Via Milano bassa chiusa alle auto in occasione della festa estiva organizzata l’anno scorso (Foto by archivio)

I commercianti di via Milano

«Via le auto: il nostro progetto»

Raccolta di firme tra i negozianti. Via bus e automobili, zona pedonale per il rilancio

La proposta è di quelle forti. Ed è destinata ad aprire un dibattito acceso in città. «Via le auto da via Milano bassa». Lo chiedono i commercianti del tratto di strada in questione. Il “Burg Drizz”, per dirla alla comasca.

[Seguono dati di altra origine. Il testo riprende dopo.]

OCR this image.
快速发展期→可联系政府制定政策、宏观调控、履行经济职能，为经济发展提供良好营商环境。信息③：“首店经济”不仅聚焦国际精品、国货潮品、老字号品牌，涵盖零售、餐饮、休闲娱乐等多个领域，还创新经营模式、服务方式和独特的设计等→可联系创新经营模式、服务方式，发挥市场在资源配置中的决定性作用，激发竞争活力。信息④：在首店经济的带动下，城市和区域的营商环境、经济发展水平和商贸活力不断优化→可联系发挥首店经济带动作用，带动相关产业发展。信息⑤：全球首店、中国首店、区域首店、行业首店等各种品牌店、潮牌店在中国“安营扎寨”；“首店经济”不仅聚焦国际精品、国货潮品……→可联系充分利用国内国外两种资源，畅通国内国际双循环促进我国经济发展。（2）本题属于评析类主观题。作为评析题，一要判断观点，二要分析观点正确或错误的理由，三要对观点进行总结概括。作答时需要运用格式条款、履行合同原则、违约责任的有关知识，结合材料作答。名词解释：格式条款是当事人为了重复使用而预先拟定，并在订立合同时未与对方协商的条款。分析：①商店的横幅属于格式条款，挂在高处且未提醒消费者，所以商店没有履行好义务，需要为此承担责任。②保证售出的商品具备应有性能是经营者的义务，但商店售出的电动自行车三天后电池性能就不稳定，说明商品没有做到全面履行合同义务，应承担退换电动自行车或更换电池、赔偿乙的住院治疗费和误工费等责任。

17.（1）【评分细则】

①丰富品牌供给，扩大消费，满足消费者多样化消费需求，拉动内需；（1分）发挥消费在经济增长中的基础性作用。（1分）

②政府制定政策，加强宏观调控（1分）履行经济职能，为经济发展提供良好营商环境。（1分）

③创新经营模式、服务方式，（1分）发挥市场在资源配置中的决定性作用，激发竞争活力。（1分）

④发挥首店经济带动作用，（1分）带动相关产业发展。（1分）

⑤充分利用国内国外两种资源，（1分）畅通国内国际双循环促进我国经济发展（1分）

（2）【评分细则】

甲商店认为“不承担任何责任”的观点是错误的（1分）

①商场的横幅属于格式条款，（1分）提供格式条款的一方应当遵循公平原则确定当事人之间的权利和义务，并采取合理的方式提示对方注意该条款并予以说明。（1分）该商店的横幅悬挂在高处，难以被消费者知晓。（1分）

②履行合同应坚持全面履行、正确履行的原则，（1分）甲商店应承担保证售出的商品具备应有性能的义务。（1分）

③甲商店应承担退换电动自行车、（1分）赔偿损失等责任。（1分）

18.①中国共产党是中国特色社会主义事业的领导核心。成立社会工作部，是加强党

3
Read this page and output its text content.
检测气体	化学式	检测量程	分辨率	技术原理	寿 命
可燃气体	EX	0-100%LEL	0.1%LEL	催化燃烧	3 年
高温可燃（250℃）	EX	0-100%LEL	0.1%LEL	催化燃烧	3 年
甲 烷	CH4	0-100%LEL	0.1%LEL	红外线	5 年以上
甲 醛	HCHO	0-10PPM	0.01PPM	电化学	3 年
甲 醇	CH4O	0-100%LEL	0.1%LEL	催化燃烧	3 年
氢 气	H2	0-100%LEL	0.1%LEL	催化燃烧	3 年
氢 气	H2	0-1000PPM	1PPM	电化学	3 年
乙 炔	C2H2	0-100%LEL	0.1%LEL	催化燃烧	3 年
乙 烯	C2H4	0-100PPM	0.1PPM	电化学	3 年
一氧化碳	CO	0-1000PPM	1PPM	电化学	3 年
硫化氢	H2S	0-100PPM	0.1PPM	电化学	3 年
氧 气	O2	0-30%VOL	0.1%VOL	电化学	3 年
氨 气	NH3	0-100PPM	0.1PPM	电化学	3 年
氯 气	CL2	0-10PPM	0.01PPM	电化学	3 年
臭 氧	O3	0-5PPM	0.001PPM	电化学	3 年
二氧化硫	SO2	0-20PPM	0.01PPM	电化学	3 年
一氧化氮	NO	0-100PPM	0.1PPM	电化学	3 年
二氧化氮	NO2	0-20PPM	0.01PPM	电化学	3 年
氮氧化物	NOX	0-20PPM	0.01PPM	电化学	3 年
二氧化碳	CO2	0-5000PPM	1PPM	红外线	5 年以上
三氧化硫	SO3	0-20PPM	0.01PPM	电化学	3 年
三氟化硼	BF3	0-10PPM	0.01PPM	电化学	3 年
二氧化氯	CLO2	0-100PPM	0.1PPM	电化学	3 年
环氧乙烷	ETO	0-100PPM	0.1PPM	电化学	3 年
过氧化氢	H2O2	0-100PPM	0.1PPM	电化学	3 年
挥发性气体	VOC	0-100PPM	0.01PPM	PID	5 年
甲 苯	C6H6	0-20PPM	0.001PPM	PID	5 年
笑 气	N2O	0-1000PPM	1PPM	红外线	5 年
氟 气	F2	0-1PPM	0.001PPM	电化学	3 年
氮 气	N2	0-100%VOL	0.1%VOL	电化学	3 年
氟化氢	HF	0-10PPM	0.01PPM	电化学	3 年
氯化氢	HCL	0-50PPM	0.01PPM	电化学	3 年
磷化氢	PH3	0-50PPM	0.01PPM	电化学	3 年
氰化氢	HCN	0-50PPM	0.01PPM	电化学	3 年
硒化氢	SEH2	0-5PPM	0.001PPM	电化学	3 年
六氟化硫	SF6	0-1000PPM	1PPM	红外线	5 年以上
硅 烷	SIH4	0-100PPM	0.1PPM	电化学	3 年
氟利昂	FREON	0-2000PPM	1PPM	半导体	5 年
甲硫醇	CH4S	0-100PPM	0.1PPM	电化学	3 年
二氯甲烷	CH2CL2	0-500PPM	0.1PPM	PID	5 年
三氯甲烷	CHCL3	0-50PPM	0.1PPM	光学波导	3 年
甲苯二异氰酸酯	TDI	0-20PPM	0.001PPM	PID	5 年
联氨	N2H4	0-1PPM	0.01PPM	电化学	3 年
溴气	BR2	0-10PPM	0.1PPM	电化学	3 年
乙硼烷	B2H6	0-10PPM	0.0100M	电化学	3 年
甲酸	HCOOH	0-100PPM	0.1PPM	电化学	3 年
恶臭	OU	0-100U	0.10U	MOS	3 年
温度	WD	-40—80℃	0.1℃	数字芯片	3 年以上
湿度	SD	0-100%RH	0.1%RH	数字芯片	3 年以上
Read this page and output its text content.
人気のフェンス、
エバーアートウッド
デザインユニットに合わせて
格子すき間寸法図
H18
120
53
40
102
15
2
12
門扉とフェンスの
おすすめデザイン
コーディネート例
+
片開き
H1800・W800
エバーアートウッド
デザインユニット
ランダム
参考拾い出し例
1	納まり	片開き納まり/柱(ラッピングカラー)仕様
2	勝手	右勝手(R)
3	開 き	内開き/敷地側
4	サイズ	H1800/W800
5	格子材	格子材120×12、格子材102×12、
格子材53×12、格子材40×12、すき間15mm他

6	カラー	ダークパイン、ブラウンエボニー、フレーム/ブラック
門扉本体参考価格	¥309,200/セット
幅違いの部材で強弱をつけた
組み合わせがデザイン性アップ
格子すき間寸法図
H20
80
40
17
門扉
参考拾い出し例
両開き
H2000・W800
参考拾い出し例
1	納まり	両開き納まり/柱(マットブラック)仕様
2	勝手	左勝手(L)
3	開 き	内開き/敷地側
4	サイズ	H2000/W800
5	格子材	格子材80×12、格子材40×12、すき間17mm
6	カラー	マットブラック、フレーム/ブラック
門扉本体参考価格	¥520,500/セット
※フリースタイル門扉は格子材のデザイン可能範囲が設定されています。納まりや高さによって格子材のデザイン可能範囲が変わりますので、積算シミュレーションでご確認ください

Sii tratta di una risposta ai contributi chiesti da Palazzo Cernezzi ai cittadini sulla futura configurazione urbanistica della città. Dal Comune era arrivato l’invito ai cittadini a collaborare con proposte e idee sul nuovo piano del traffico. E i commercianti di via Milano hanno preso la palla al balzo. Su circa 70 esercizi, la stragrande maggioranza (una sessantina) ha firmato il documento.

I negozianti partono da una questione di sicurezza. Il transito dei bus, specie per i pedoni che camminano sul marciapiede più stretto, è pericoloso: l’investimento tre settimane fa di una studentessa è stata la miccia, anche perché non è stato l’unico caso di persone sfiorate dai torpedoni. Dunque, ecco il progetto: via le auto, via i bus in uscita dalla città, transito consentito (a passo d’uomo) solo per quelli verso il centro. I bus in uscita sarebbero dirottati in via Cadorna, facendoli passare per un breve tratto di via Cattaneo, contromano. Alle auto sarebbe consentita la circumnavigazione dell’aiuola triangolare di fronte a San Bartolomeo. Da valutare la possibilità di farle transitare sino a imboccare via XX settembre.